The COP30 climate summit will take place in the Amazon city of Belém as planned, despite a shortage of affordable rooms, the Brazilian organisers have told concerned governments which fear the problem may limit participation in the UN negotiations.
Officials from different governments elected to the 11-member COP bureau, which advises the COP presidency, asked in late July whether steps had been taken to identify an alternative location for COP30 if the accommodation crunch does not improve.
“There will be no alternate location, as COP30 will not be moved from Belém,” the COP30 Presidency replied in a document seen by Climate Home that responds to a range of questions on logistics from the COP bureau. This sentence was highlighted in bold for emphasis.
Another section of the document asks whether the COP’s annual gathering of countries’ political leaders might be moved to another city. The COP30 presidency replied simply: “No”.
Governments – especially from the Global South but also European countries – have expressed concern that the scarcity and high cost of rooms for the November summit would exclude many delegates, especially from poorer countries.
At an emergency meeting two weeks ago, the COP bureau asked the Brazilians to come up with solutions to the accommodation challenges. Bureau member Richard Muyungi – a Tanzanian diplomat who chairs the African group of negotiators at the climate talks – told Climate Home at the time that some delegates were questioning why Brazil does not move the COP to a bigger city.
The Brazilian presidency is due to present their response at the next bureau meeting, which was originally scheduled for August 11 and then moved to August 14 before being postponed again. It is now expected to be held on August 20, 21 or 22, sources told Climate Home.
The Q&A document suggests that the Brazilian government will not take any major measures to reduce accommodation prices other than those already announced, as it says this is a matter for the market.

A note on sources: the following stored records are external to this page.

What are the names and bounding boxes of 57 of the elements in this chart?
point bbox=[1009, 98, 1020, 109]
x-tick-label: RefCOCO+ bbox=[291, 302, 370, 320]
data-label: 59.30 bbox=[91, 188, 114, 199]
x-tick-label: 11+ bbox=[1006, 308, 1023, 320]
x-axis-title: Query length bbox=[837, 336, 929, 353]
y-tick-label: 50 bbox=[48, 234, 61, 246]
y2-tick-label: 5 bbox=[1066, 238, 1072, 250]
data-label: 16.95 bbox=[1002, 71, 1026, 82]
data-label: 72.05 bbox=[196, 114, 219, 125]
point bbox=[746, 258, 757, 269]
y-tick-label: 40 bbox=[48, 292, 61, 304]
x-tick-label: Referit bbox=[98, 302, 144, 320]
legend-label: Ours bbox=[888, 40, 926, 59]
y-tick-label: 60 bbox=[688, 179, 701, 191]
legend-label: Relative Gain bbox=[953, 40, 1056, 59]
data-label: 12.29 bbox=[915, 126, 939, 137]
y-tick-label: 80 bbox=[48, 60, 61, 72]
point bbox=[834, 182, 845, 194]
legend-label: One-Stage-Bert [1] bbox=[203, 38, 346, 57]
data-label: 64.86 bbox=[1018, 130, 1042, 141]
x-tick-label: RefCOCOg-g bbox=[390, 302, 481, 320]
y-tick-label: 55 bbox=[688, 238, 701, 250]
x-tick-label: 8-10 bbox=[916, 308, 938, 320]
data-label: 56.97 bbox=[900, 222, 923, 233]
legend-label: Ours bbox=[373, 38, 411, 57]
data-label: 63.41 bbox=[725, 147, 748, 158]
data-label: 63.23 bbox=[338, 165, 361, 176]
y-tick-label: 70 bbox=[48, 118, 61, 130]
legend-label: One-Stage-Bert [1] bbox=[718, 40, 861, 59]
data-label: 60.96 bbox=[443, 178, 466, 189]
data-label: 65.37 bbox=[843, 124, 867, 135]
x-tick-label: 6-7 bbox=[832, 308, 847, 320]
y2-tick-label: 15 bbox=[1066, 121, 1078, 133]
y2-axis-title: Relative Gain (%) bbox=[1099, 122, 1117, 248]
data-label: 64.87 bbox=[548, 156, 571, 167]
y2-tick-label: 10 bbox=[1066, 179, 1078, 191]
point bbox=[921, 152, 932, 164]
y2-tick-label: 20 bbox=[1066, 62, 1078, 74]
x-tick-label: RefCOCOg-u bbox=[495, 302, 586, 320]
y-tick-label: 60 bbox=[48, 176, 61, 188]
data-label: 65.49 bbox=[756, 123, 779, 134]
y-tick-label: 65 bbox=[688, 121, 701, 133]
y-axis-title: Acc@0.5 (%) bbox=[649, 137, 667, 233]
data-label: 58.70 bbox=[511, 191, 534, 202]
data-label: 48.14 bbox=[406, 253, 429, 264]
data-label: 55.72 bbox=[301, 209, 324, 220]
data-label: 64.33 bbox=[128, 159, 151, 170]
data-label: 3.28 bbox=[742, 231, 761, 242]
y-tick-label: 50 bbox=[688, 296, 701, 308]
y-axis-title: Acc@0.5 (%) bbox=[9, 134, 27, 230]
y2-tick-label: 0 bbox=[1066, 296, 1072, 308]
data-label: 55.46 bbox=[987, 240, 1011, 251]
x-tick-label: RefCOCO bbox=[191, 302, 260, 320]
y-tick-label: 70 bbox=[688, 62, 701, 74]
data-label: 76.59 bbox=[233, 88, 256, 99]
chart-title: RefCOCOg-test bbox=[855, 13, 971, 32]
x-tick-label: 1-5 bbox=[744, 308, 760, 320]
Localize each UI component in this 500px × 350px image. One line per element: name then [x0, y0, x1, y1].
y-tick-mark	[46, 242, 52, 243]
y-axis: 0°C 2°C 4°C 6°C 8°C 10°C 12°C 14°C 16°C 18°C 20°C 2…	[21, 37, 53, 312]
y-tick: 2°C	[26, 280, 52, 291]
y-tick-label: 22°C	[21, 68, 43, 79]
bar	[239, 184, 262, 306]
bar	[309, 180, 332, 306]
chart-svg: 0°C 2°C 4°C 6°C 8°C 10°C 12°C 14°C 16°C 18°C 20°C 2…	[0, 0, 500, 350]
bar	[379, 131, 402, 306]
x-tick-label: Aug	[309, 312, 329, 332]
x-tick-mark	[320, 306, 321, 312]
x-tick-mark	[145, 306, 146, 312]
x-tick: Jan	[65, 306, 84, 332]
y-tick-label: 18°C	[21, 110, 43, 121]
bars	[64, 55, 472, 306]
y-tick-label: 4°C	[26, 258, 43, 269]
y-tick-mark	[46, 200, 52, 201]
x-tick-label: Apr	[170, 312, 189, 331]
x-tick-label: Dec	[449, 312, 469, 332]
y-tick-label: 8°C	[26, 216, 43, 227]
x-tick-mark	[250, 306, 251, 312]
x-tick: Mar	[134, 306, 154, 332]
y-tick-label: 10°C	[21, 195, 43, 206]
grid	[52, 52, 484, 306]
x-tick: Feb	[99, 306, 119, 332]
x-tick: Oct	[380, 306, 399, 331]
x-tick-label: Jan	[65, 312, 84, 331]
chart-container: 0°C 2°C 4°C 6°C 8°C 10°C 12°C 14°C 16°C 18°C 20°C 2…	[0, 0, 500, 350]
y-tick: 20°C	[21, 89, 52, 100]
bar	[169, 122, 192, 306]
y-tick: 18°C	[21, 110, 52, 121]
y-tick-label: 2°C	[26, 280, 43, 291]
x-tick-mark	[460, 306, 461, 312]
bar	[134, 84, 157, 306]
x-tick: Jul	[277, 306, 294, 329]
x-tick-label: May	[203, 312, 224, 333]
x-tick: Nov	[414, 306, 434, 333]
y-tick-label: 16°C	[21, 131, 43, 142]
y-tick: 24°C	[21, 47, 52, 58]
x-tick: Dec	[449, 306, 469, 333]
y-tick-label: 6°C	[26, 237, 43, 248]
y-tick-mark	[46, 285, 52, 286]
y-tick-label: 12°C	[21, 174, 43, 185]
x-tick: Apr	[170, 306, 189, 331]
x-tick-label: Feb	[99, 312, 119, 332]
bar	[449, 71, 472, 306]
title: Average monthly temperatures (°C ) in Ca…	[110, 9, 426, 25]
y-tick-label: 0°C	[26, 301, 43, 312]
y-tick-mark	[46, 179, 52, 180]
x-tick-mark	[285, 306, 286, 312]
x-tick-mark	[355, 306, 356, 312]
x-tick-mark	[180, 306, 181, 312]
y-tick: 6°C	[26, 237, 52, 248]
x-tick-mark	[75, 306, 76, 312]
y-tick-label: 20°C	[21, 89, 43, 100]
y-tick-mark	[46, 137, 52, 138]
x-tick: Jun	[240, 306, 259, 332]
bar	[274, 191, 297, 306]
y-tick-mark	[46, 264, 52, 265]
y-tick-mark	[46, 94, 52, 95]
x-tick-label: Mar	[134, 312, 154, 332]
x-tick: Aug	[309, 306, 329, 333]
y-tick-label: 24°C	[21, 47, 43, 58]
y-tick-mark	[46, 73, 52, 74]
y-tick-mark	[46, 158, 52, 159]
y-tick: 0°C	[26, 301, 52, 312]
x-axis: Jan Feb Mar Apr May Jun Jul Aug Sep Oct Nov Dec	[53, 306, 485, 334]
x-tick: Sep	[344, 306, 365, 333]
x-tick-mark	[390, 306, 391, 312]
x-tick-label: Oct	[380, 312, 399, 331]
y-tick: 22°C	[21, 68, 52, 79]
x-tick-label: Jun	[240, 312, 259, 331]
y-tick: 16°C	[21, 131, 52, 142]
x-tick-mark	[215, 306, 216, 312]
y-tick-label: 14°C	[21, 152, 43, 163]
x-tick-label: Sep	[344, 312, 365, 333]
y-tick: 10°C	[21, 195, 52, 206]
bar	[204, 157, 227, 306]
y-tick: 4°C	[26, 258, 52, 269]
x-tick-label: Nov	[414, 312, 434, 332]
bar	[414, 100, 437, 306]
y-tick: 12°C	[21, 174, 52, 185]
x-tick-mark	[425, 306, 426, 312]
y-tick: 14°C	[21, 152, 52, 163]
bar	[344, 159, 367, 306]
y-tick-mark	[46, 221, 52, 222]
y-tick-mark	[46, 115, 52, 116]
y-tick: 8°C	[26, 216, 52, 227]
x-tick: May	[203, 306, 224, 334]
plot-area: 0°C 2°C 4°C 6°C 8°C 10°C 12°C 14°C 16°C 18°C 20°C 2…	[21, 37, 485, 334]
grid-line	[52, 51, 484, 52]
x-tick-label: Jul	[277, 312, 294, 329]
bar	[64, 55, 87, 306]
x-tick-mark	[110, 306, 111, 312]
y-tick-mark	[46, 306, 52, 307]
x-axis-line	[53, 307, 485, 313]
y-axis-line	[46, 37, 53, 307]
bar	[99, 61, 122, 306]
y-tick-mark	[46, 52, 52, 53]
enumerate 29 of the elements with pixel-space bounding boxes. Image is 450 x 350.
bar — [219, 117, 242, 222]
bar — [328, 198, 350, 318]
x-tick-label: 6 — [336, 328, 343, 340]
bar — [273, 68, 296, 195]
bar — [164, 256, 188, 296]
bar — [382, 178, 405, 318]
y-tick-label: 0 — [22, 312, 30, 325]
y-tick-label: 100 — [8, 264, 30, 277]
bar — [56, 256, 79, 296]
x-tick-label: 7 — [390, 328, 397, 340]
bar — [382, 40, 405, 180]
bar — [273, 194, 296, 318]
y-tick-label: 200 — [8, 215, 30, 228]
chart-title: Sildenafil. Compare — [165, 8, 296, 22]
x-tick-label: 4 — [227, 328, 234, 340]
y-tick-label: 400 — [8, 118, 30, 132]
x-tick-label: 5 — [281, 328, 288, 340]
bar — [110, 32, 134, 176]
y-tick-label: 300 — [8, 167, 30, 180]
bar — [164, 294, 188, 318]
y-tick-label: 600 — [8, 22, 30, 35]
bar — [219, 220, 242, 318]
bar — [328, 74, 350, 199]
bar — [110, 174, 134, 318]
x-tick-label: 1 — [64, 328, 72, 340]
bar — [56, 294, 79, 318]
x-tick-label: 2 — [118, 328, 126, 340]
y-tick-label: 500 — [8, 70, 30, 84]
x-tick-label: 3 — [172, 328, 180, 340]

The last two COP summits in Baku and Dubai were attended by 56,000 and 83,000 people respectively. The COP presidency said it expects over 50,000 people at COP30 and “53,000 beds are mapped in Belém and its metropolitan region”, without specifying whether double beds count as one bed or two.
These beds include roughly 22,000 on Airbnb, 15,000 in hotels, 10,000 in “holiday homes through real estate companies” and 6,000 aboard two cruise ships, it added.
After weeks of delay, the COP30 presidency launched a public accommodation platform on August 1, with the cheapest rooms going for around $300 a night. Climate Home identified one room in a love motel advertised at nearly 30 times its normal price.
Cheaper rooms for some countries
As previously announced, 72 governments – classified as Least Developed Countries and Small Island Developing States – have been offered 15 individual rooms each priced at $100-200 a night. All other governments will be offered ten rooms each for prices ranging from $200 to $600 a night.
These rooms “are not intended to accommodate” countries’ leaders, the COP30 presidency says in the new document, adding that separate arrangements will be made for them and their entourages later this month.
In response to the bureau’s fears about the safety of delegates who will stay on on two cruise ships being brought in to host them at a nearby port, and as they commute back to their rooms late at night, the Brazilian government said police and private security will patrol the area, while two warships and smaller security vessels will be stationed on the river.
If rooms booked through the official COP30 online platform are not available or differ from what is advertised, the Brazilians say “immediate measures will be taken to offer another room similar to the one advertised”.
Questioned about the capacity of the Amazon city’s airport, the COP30 presidency says Belém International Airport has long-distance flights to and from Lisbon in Portugal and Fort Lauderdale and Miami in the US state of Florida – as well as to major Brazilian cities and neighbouring Guyana and Suriname.
It adds that Brazilian law does not allow the government to interfere with airlines’ pricing, but efforts have been made to increase the number of flights to and from Belém during the COP and to spread out demand to avoid expensive peaks. The airport has been improved, the document says, with an upgraded air conditioning system, modernised signage and infrastructure and expanded terminals and taxiways.
Unlike previous COPs, the leaders’ summit will be held before the main COP negotiations and accompanying side events start. This move was designed partly to flatten the peak in demand for accommodation.